Houston rises in 2026 ranking of best U.S. cities to start a business

Best for Biz

Houston has reaffirmed its commitment to a business-friendly environment and now ranks as the 26th best large U.S. city for starting a business in 2026. The city jumped up eight places after ranking 34th last year.

WalletHub's annual report compared 100 U.S. cities based on 19 relevant metrics across three key dimensions: business environment, access to resources, and costs. Factors that were analyzed include five-year business survival rates, job growth comparisons from 2020 and 2024, population growth of working-age individuals aged 16-64, office space affordability, and more.

Florida cities locked out the top five best places in America for starting a new business: Tampa, Orlando, Jacksonville, Hialeah, and St. Petersburg.

Houston's business environment ranked as the 19th best in the country, and the city ranked 51st in the "business costs" category. However, the city lagged behind in the "access to resources" ranking, coming in at No. 72 overall. This category examined metrics such as Houston's working-age population growth, the share of college-educated individuals, financing accessibility, the prevalence of investors, venture investment amounts per capita, and more.

"From the Gold Rush and the Industrial Revolution to the Internet Age, periods of innovation have shaped our economy and driven major societal progress," the report's author wrote. "However, the past few years have been particularly challenging for business owners in the U.S., due to factors such as the COVID-19 pandemic, the Great Resignation and high inflation."

Earlier this year, WalletHub declared Texas the third-best state for starting a business in 2026, and several Houston-area cities have seen robust growth after being recognized among the best career hotspots in the U.S. Entrepreneurial praise has also been extended to five local companies that were named the most innovative companies in the world, and six powerhouse female innovators that made Inc.

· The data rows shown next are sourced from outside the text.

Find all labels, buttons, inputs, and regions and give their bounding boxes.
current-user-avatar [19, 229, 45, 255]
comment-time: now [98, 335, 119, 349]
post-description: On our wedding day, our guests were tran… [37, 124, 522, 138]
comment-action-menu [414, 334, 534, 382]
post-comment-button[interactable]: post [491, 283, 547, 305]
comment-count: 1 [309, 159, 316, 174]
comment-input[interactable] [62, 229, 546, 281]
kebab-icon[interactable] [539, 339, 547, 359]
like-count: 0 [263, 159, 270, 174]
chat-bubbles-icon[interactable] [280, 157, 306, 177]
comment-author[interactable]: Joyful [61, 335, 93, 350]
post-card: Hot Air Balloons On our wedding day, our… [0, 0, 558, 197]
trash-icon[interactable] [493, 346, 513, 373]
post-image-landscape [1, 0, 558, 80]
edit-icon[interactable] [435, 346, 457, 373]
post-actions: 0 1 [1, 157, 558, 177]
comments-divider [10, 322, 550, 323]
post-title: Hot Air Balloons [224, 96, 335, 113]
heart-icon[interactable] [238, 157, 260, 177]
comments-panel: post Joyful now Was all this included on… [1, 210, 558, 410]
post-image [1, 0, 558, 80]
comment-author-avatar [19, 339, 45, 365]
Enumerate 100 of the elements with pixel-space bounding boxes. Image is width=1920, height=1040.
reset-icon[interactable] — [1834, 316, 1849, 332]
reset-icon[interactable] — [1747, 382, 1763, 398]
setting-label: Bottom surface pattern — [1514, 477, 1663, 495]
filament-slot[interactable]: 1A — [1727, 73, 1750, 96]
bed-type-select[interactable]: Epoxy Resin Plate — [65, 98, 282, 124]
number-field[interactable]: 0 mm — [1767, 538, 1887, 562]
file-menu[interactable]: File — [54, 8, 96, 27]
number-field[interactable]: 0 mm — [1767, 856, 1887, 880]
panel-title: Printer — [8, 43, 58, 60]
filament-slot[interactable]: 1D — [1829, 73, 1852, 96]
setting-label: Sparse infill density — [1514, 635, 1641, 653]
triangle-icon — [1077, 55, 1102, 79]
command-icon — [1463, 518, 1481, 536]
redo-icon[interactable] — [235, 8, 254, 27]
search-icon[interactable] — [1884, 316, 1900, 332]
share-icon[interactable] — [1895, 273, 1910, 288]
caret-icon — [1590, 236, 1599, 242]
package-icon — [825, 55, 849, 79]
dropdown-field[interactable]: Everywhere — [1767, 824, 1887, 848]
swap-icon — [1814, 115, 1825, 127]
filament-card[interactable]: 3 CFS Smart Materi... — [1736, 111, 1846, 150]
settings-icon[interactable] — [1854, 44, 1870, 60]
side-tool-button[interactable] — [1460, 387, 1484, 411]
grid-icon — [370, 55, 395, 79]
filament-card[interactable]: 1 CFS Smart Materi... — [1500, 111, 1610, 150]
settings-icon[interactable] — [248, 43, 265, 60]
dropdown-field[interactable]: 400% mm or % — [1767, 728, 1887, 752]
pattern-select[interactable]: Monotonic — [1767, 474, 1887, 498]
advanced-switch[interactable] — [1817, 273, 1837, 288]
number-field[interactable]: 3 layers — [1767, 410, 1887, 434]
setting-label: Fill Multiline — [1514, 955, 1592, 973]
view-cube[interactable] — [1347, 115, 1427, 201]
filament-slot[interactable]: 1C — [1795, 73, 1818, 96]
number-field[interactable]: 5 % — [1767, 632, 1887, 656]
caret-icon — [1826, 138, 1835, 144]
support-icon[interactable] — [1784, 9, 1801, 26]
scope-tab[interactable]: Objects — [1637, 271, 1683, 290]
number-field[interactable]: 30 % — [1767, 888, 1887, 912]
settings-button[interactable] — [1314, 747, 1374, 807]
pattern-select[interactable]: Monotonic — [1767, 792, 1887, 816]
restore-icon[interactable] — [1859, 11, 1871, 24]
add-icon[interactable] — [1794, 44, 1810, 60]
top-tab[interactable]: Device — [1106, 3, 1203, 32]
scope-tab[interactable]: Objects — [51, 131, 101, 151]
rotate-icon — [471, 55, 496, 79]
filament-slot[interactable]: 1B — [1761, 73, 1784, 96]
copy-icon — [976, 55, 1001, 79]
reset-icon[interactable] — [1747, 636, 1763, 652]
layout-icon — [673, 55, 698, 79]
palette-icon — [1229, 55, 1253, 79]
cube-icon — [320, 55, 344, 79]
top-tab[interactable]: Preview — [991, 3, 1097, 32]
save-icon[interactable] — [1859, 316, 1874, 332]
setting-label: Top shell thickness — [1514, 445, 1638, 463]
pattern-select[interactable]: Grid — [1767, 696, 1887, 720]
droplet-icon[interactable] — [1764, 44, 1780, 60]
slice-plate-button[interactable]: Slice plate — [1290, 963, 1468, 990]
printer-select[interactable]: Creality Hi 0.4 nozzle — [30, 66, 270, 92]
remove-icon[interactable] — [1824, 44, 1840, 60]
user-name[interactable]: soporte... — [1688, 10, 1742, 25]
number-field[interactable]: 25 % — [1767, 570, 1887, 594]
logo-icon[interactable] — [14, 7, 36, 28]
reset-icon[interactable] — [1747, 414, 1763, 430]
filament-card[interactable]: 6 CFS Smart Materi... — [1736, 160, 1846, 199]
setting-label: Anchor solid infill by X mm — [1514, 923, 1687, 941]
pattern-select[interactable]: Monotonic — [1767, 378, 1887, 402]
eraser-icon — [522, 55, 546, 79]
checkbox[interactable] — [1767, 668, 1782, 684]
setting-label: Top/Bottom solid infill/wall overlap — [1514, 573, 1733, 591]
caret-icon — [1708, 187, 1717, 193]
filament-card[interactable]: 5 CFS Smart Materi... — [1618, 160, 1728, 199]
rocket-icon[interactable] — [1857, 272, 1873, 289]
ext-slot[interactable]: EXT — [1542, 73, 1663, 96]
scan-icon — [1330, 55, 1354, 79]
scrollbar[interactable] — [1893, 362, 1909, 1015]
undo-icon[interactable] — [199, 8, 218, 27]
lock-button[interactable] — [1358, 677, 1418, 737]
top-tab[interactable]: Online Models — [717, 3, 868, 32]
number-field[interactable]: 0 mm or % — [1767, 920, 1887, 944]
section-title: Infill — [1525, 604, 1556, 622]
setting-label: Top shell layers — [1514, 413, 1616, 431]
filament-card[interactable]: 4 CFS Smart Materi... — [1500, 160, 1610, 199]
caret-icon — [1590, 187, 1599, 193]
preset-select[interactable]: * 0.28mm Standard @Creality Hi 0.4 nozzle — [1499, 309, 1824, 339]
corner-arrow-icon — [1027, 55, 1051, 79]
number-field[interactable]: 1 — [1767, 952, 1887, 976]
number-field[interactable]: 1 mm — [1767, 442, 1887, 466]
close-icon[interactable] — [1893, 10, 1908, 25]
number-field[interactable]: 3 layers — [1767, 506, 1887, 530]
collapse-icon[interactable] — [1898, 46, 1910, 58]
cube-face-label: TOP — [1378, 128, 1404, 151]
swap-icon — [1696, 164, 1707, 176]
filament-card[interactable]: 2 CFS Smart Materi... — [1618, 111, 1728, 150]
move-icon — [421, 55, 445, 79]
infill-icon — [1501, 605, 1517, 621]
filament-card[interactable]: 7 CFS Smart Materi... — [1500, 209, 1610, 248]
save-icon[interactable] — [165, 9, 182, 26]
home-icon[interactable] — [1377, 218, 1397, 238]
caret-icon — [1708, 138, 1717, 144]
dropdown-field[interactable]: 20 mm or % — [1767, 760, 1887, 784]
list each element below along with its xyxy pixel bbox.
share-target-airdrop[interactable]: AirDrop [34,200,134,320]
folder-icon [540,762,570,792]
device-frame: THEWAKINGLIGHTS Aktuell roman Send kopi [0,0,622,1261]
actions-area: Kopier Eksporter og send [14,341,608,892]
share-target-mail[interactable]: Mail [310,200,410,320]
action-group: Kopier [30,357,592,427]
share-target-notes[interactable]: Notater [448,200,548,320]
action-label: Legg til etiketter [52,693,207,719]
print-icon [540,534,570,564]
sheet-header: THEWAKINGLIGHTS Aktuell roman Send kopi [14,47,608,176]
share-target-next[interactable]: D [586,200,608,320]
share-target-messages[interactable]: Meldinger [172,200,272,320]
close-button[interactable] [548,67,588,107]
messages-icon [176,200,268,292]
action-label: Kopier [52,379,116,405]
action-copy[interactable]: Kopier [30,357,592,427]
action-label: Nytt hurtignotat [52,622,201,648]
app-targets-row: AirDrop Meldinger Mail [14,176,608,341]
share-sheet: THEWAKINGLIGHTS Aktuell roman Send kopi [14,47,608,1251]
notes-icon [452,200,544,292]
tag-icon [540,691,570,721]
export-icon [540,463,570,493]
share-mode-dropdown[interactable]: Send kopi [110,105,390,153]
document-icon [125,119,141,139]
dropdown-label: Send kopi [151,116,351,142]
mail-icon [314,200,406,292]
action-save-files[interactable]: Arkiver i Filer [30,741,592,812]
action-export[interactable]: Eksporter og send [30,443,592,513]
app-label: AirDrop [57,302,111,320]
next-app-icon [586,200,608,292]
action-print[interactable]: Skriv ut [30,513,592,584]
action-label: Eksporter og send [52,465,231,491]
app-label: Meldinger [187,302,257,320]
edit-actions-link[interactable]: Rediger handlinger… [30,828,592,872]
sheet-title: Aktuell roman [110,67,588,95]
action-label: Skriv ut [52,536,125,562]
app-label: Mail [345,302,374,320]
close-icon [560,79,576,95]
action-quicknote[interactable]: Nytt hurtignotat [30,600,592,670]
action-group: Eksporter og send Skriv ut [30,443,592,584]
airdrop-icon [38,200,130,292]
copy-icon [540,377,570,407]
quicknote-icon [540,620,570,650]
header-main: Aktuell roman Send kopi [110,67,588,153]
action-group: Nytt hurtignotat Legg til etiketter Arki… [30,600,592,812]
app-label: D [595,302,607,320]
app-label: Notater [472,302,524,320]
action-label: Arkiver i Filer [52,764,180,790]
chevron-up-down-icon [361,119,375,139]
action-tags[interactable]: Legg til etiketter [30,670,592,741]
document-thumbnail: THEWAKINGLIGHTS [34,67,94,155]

Magazine's 2026 Female Founders 500 list.

Texas cities with strong environments for new businesses
Multiple cities in the Dallas-Fort Worth Metroplex can claim bragging rights as the best Texas locales for starting a new business. Dallas ranked highest overall — appearing 11th nationally — and Irving landed a few spots behind in the 16th spot. Arlington (No. 23), Fort Worth (No. 30), Plano, (No. 35), and Garland (No. 65) followed behind.

Only six other Texas cities earned spots in the report: Austin (No. 24), Lubbock (No. 36), Corpus Christi (No. 39), San Antonio (No. 64), El Paso (No. 67), and Laredo (No. 76).

Austin tied with Boise, Idaho and Fresno, California for the highest average growth in the number of small businesses nationally, while Corpus Christi and Laredo topped a separate list of the U.S. cities with the most accessible financing.